Many of us have still not quite come to grips with the recent passing of Garry Maxwell, who graced the kitchens of also-departed restaurants like Fuggles and Panache. But, I think Garry was at his best in the one restaurant that was his own: Café Bacchus, where the tiramisu always had too much ouzo (Garry was nothing if not over-indulgent), but no one cared because whenever Garry was in the kitchen, a party was always on the verge of breaking out.

Some of the places I miss the most weren’t highfalutin culinary Taj Mahals but, rather, down-to-earth dives with rib-sticking food that was simply irresistible. I’m thinking of spots like Bill & Nada’s Cafe, where Maxine dished out patty melts, liver and onions, chicken fried steaks and, of course, calf brains and eggs, and you could hear “Come Together,” “Puff the Magic Dragon” and “Sixteen Tons” all on the same juke. In the ZCMI food court, for a brief and wonderful time, a guy named Keith Hunter cooked up sensational blackened redfish, shrimp and okra gumbo, chicken and sausage jambalaya and shrimp etouffee at my beloved Café Creole. Marco Schlenz’ Bubba’s restaurant also served up killer etouffee, along with meatloaf on white bread with gravy and excellent hickory-smoked chicken in a lively, roadhouse atmosphere. And, for chili, there was really only ever one contender: Elvis Nixon’s Chili Palace in Sandy offered a choice of five different smokin’ chili selections daily, along with incendiary “voodoo” bananas on the side—sliced bananas with a habañero-brown sugar glaze.
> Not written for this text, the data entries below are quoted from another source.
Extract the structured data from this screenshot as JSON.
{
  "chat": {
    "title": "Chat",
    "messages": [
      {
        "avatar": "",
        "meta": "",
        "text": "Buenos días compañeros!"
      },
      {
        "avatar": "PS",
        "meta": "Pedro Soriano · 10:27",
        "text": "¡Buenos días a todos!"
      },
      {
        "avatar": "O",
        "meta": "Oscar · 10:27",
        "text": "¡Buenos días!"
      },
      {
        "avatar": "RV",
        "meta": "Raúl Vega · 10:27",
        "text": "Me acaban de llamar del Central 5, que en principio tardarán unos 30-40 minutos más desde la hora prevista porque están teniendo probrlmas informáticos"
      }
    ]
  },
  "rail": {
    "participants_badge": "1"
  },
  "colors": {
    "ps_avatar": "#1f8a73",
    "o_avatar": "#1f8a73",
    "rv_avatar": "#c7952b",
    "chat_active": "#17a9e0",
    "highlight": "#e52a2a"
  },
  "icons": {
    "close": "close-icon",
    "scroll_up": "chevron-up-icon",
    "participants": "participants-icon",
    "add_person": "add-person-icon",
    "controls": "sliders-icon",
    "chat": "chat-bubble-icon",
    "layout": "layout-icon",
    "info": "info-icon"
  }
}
To this list, also add Grecian Garden (the first restaurant I ever reviewed), Baci Trattoria, L'Avenue, Au Bon Appetit, Barking Frog, Emilia, Piña, Mr. Z’s, Port O’ Call, Brumby’s, D.B. Cooper’s, The Green Parrot, Zola, Tavola and, probably, fifty others that I never even got to visit.

What about you? Any eateries you loved and still mourn?